When average loan amounts were much lower, it took a much bigger drop in rates to achieve tangible savings. Today, even small rate differences can make a big impact. The best way to determine value is to simply divide your costs by your savings. This provides a "break-even" period, and if you know you'll be using your loan past this point, the rest is pure benefit.
"I haven't yet reached the break-even point from my last refi."
That may be okay. Refinancing again will require additional investment, but it could get you to an overall break-even point—and greater savings—more quickly.
"I don't want to add years back to my loan."

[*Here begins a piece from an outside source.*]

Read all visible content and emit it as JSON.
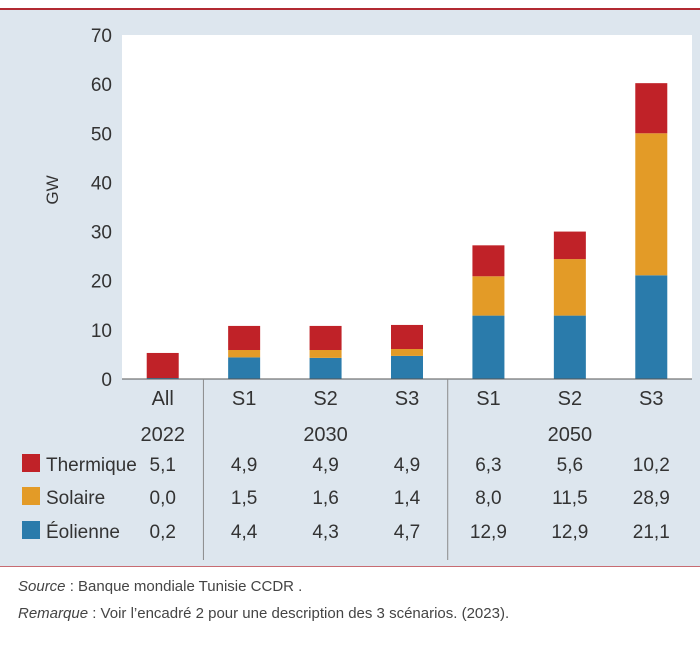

The new loan term created when you refinance is only on paper. You determine the actual length of the loan by how much you pay. If lowering your interest rate saves you $100 per month, add that money to your new payment. You will reduce your balance more quickly and reach free and clear ownership faster than you would by keeping your current loan.
"It's too expensive."
I'd rather save my money. Refinancing is all about saving money! The historically low interest rates that make refinancing such a good deal right now also make “saving" your money in the bank a lousy one. Banks are paying just fractions of a percent to hold your cash, but investing in a refinance could save you hundreds of dollars per month for a far greater yield on your cash.
Refinancing can have other benefits, too. A lower rate may mean not only a smaller payment but more paid toward principal each month, too. You may be able to free up cash for renovating your home, financing a college education, purchasing a vacation home or investing in property without adding to your monthly expenditures.